The effect of diet is very complex and multiphasic. This is evident when looking at GI. It has been demonstrated that the GI of foods can be reduced by adding fat(Reference Frost, Brynes and Dhillo29). However, a high-fat diet induces hypertriacylglycerolaemia, resulting in insulin resistance(Reference Bloomgarden30) and has damaging effects on endothelial function, producing oxidative stress and inflammation(Reference Ceriello, Quagliaro and Piconi31). The test meal in the present study has low fat because WR contains little fat and goes well with low-fat side dishes. Actually, the addition of a low-fat viscous side dish to WR resulted in no increase in plasma glucose, serum insulin or postprandial serum TAG (data not shown); this combination may be effective for glycaemic control, insulin resistance and CVD.

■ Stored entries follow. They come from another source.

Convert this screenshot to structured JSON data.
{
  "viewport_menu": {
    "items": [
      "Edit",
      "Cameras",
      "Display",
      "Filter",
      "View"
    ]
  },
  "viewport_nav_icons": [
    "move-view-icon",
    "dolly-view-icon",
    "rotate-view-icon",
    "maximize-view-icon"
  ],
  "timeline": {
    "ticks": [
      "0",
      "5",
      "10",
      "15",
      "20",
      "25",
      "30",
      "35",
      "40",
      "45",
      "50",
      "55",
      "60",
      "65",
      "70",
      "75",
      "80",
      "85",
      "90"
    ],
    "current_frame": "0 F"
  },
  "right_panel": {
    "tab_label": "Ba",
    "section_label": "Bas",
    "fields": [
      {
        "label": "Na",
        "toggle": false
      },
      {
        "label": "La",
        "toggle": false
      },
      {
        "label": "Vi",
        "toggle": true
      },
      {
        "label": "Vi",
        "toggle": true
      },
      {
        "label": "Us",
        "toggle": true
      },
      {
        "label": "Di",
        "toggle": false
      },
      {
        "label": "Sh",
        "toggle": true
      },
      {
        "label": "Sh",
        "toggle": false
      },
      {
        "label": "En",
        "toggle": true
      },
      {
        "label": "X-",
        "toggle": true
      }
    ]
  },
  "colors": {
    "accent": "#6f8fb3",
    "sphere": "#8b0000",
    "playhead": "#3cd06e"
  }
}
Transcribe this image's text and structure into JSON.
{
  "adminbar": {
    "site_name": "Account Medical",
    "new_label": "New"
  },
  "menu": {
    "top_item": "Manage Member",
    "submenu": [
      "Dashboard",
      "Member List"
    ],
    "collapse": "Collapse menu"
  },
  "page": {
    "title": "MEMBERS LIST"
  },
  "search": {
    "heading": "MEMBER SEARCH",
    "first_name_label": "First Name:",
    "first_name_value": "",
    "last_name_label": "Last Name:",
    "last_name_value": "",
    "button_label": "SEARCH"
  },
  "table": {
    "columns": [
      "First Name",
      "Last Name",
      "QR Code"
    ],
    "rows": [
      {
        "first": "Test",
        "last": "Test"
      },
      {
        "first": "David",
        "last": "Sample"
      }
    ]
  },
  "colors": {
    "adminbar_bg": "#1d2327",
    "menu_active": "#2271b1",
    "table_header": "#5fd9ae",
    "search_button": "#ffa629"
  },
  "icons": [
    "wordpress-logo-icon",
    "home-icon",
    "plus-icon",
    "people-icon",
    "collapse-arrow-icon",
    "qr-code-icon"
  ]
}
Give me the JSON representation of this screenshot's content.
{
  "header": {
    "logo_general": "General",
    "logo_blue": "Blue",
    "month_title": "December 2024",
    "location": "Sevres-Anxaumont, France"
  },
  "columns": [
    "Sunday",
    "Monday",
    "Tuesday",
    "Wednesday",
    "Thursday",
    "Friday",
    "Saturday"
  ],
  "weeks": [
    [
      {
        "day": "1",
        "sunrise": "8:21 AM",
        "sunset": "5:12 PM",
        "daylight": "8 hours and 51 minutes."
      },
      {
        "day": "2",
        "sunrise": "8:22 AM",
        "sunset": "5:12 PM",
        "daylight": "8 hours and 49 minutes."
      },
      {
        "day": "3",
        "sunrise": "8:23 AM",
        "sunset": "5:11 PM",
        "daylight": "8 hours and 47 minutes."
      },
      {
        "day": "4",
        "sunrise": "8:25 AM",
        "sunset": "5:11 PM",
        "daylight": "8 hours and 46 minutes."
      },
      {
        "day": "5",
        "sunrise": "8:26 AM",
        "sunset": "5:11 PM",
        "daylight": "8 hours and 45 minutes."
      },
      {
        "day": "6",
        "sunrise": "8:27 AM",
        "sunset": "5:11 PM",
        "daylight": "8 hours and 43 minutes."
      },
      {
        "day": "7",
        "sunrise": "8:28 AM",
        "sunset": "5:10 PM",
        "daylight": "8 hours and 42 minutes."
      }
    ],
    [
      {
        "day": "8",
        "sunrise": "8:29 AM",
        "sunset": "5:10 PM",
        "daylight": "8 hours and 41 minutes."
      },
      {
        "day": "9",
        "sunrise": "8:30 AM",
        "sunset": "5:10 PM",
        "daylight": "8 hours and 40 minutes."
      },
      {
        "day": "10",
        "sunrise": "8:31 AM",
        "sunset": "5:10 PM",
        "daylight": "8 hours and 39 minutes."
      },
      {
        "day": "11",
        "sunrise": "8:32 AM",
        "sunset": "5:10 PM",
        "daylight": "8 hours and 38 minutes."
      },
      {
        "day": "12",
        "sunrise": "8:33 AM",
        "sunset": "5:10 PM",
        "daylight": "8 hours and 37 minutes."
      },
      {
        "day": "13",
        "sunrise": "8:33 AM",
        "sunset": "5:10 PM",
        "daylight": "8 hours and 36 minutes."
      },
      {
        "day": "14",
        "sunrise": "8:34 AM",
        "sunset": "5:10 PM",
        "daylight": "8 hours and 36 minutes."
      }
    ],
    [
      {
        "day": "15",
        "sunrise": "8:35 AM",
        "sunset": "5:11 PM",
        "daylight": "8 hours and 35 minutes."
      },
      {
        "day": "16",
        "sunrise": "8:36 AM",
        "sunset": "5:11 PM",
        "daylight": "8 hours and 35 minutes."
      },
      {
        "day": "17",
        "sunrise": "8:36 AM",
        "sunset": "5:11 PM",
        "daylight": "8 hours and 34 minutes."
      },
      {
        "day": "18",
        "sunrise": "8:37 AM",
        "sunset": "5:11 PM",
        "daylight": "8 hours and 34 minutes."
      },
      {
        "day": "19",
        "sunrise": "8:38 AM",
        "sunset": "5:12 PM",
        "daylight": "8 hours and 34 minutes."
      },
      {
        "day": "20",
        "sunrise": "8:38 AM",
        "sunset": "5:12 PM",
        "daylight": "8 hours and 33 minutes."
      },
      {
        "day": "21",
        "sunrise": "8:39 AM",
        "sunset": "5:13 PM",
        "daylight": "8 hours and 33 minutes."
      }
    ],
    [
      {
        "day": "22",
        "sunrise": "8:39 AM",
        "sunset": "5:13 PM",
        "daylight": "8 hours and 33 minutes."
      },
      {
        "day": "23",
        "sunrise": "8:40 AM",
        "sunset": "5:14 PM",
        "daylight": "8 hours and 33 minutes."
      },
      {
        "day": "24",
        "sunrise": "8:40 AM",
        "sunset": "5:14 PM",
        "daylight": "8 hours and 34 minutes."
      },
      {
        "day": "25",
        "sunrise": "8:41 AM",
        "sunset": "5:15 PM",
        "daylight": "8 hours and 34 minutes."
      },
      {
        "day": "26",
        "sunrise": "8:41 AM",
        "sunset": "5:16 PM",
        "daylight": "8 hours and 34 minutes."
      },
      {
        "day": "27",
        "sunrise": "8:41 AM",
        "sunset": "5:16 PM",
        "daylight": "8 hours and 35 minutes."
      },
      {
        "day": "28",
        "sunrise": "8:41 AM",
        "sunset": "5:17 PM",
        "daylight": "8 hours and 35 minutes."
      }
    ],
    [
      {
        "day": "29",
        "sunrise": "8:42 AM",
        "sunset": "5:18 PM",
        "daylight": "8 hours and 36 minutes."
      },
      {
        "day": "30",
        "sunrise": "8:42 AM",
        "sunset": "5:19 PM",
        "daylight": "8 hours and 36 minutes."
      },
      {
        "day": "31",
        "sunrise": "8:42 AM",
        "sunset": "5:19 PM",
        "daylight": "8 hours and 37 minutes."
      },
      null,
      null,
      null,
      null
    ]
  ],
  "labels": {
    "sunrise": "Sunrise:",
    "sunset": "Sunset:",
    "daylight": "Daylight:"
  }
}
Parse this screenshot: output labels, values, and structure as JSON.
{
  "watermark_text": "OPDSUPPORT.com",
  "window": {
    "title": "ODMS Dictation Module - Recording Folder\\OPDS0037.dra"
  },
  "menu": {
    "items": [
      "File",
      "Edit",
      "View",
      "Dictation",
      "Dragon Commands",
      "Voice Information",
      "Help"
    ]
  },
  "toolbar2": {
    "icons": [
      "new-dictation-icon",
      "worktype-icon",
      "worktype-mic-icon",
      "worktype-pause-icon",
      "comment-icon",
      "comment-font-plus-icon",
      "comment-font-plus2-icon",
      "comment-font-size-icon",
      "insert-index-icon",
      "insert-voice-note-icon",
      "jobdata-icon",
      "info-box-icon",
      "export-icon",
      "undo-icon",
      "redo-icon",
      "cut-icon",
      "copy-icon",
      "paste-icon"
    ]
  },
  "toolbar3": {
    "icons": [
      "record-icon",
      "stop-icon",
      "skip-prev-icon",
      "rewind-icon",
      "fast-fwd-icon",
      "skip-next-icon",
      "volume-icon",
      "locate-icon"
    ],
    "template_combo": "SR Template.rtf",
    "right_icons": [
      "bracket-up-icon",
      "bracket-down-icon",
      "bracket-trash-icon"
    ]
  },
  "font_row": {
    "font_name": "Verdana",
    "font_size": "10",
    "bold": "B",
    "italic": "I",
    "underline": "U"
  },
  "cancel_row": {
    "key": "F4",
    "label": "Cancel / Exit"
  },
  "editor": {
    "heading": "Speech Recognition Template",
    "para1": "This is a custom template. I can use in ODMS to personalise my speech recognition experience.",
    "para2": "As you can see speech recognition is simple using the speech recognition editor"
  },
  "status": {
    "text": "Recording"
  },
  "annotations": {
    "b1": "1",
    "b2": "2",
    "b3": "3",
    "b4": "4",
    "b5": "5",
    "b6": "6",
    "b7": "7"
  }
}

Limitations of the present study include its small sample size and short duration. Studying more subjects for a longer period of time is clearly needed to determine the sustainability and long-term health effects of natto and viscous vegetables. The strengths of the present study include good subject compliance and effective preparation of subjects for both OGTT and blood sample collection. This was done by standardising the final meal before the beginning and ending of the test periods, ensuring that accurate evaluation was possible on dietary intervention.
In summary, the breakfast of natto and viscous vegetables combined with WR consumed for 2 weeks improved insulin sensitivity, serum lipid concentration and oxidative stress by decreasing postprandial glucose and insulin responses in overweight subjects with IGT, suggesting metabolic benefits in relation to the insulin resistance syndrome.
Acknowledgements
The authors thank the study subjects for their dedication and interest and also to Takafumi Katayama, Makiko Fukaya, Kazusa Sato, Emi Shuto and numerous other staff at the Institute of Health Biosciences at the University of Tokushima Graduate School for the contributions and technical assistance. The present study was supported by Grants-in-Aids for Scientific Research from the Ministry of Education, Culture, Sports, Science and Technology in Japan (H. Y.-O., H. Y., Y. T. and E. T.) and the grant from the Ministry of Agriculture, Forestry, and Fisheries for a food research project titled ‘Integrated Research on Safety and Physiological Function of Food’. All authors contributed to the design of the study. E. T., H. Y.-O., Y. T. and H. Y. recruited the subjects. A. T.-F., H. Y.-O., Y. N. and Y. N.-K. managed the testing sessions. A. T.-F. performed the statistical analysis and drafted the manuscript. All authors reviewed and approved the final version of the manuscript. The authors declare that they have no conflicts of interest.